Ma Stalin usava un linguaggio simile più o meno nello stesso periodo, nota la Applebaum. Chiamava i suoi oppositori «nemici del popolo», sottintendendo che non erano cittadini e che non godevano di alcun diritto. Li descriveva come parassiti, inquinamento, sporcizia che dovevano essere «sottoposti a purificazione continua», e spronava tutti i comunisti a usare un linguaggio simile. «Nei miei archivi ho gli appunti di un incontro del 1955 dei leader della Stasi, la polizia segreta della Germania dell’Est, durante il quale uno di loro invocò una lotta contro le “attività dei parassiti” (c’è, inevitabilmente, una parola tedesca per questo: Schädlingstätigkeiten), con cui intendeva arrivare all’epurazione e all’arresto dei critici del regime. In questa stessa epoca, la Stasi allontanò con la forza le persone sospette dal confine con la Germania Ovest, un progetto soprannominato “Operazione Parassiti”», si legge sull’Atlantic.

Fuori dall’Europa altri dittatori facevano lo stesso, usavano la retorica per sminuire, ridicolizzare, deumanizzare i loro oppositori. Lo faceva Mao Zedong, lo faceva Pol Pot. Mondi distanti, autocrati con origini e tradizioni diverse, eppure il linguaggio si somiglia. «Se associ i tuoi avversari a malattie, infermità e sangue avvelenato, se li disumanizzi come insetti o animali, se parli di schiacciarli o purificarli come se fossero parassiti o batteri, allora puoi molto più facilmente arrestarli, privarli dei diritti, escluderli o persino ucciderli. Se sono parassiti, non sono umani. Se sono parassiti, non possono godere della libertà di parola o di libertà di alcun tipo. E se li schiacci, non sarai ritenuto responsabile», scrive la Applebaum.

Trump non ha mai fatto mistero delle sue aspirazioni dittatoriali, non ha mai nascosto l’apprezzamento per leader criminali e brutali, non ha mai rinunciato alla demagogia e al populismo per incendiare il dibattito pubblico. Non è stato Trump a trasformare il partito Repubblicano, la creatura di Abraham Lincoln o Theodore Roosevelt, nella mostruosità illiberale di oggi, come spiega anche Robert Kagan nel suo libro Insurrezione (pubblicato da Linkiesta Books), ma di certo ha dato un’accelerazione a una degenerazione già in atto. Prima di lui, neanche i politici più razzisti e antiliberali osavano tanto con le parole, non in campagna elettorale.
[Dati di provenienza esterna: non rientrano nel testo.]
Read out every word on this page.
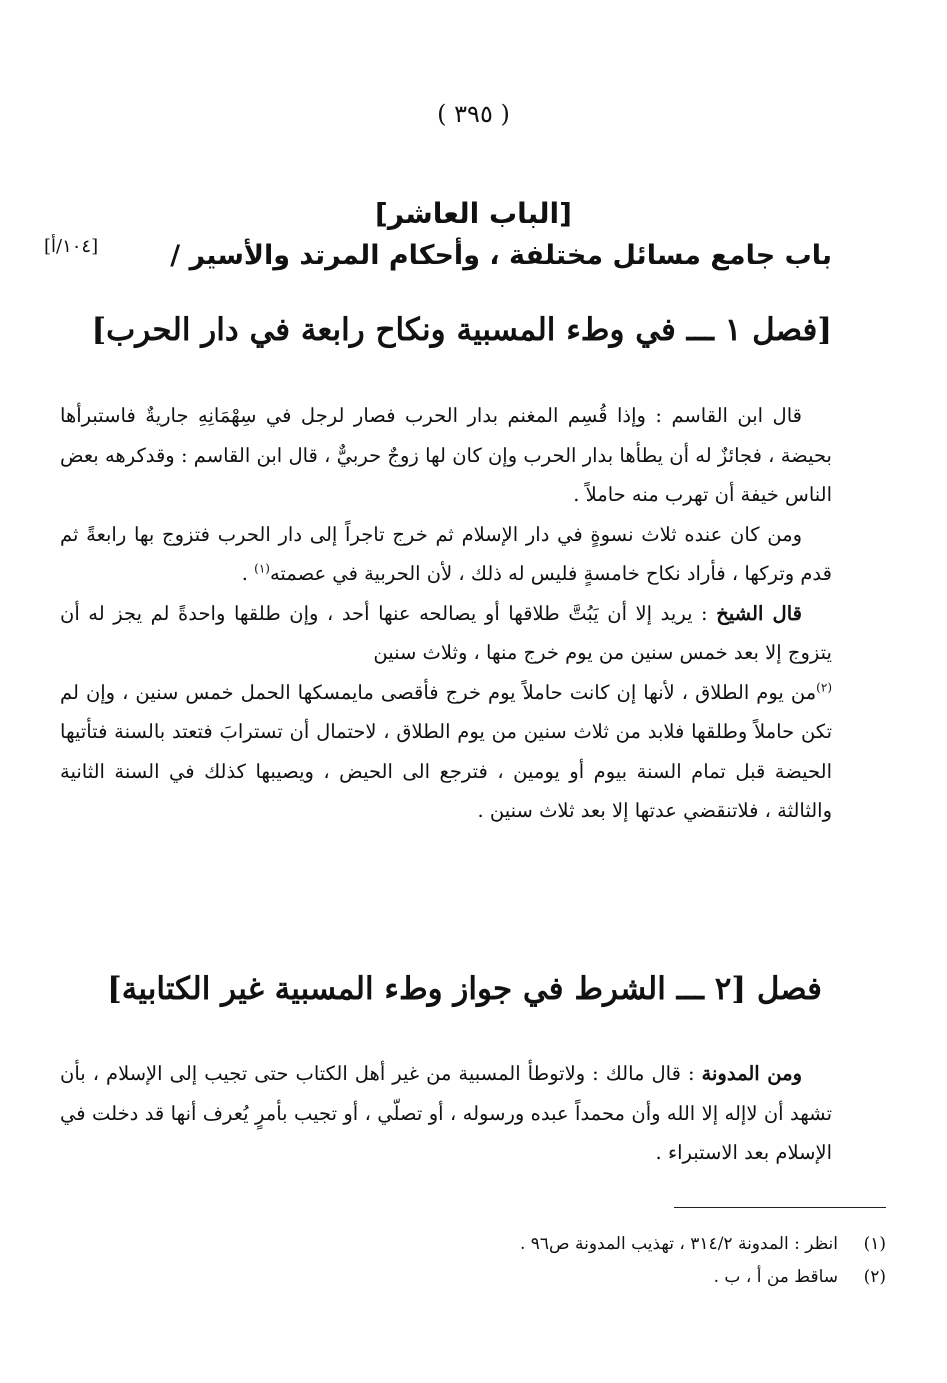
( ٣٩٥ )
[الباب العاشر]
باب جامع مسائل مختلفة ، وأحكام المرتد والأسير /
[١٠٤/أ]
[فصل ١ ـــ في وطء المسبية ونكاح رابعة في دار الحرب]

قال ابن القاسم : وإذا قُسِم المغنم بدار الحرب فصار لرجل في سِهْمَانِهِ جاريةٌ فاستبرأها بحيضة ، فجائزٌ له أن يطأها بدار الحرب وإن كان لها زوجٌ حربيٌّ ، قال ابن القاسم : وقدكرهه بعض الناس خيفة أن تهرب منه حاملاً .

ومن كان عنده ثلاث نسوةٍ في دار الإسلام ثم خرج تاجراً إلى دار الحرب فتزوج بها رابعةً ثم قدم وتركها ، فأراد نكاح خامسةٍ فليس له ذلك ، لأن الحربية في عصمته$^{(١)}$ .

قال الشيخ : يريد إلا أن يَبُتَّ طلاقها أو يصالحه عنها أحد ، وإن طلقها واحدةً لم يجز له أن يتزوج إلا بعد خمس سنين من يوم خرج منها ، وثلاث سنين
$^{(٢)}$من يوم الطلاق ، لأنها إن كانت حاملاً يوم خرج فأقصى مايمسكها الحمل خمس سنين ، وإن لم تكن حاملاً وطلقها فلابد من ثلاث سنين من يوم الطلاق ، لاحتمال أن تسترابَ فتعتد بالسنة فتأتيها الحيضة قبل تمام السنة بيوم أو يومين ، فترجع الى الحيض ، ويصيبها كذلك في السنة الثانية والثالثة ، فلاتنقضي عدتها إلا بعد ثلاث سنين .

فصل [٢ ـــ الشرط في جواز وطء المسبية غير الكتابية]

ومن المدونة : قال مالك : ولاتوطأ المسبية من غير أهل الكتاب حتى تجيب إلى الإسلام ، بأن تشهد أن لاإله إلا الله وأن محمداً عبده ورسوله ، أو تصلّي ، أو تجيب بأمرٍ يُعرف أنها قد دخلت في الإسلام بعد الاستبراء .

(١)
انظر : المدونة ٣١٤/٢ ، تهذيب المدونة ص٩٦ .
(٢)
ساقط من أ ، ب .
C’era una linea rossa, una linea della decenza, che nessuno poteva permettersi di superare.

«Nella campagna del 2024, quella linea è stata superata», scrive la Applebaum. È vero infatti che Trump non fa distinzione tra immigrati illegali e immigrati legali, tra cui sua moglie e la sua defunta ex moglie, dice che gli immigrati «stanno avvelenando il sangue del nostro Paese», li chiama «assassini a sangue freddo» e dice che «non sono umani, sono animali». E poi si proietta in avanti, alle misure restrittive, alla coercizione: «Dovrebbero essere in custodia, se necessario, della Guardia Nazionale, o se davvero necessario, dell’esercito».

Non si può sottovalutare il linguaggio di Trump, non si può pensare che dica certe cose per ingenuità o ignoranza. O, almeno, non solo per questo. «Trump capisce quale epoca e che tipo di politica evoca questo linguaggio», avverte la Applebaum nel suo articolo. «Il suo discorso sulla deportazione di massa è altrettanto calcolato. Quando suggerisce che avrebbe preso di mira sia gli immigrati legali che quelli illegali, o che avrebbe usato l’esercito arbitrariamente contro i cittadini statunitensi, lo fa sapendo che le passate dittature hanno usato pubbliche manifestazioni di violenza per costruire il loro sostegno popolare. Invocando la violenza di massa, accenna alla sua ammirazione per queste dittature, ma dimostra anche disprezzo per lo Stato di diritto e prepara i suoi seguaci ad accettare l’idea che il suo regime potrebbe, come i suoi predecessori, infrangere la legge impunemente».

Il linguaggio di Trump è inedito per la politica americana, almeno per una campagna presidenziale dell’epoca moderna. È una prima volta e non è facile capire che tipo di effetto produrrà il prossimo 5 novembre, quando gli elettori statunitensi andranno a votare. È possibile che la popolazione non abbia gli anticorpi per una cosa del genere.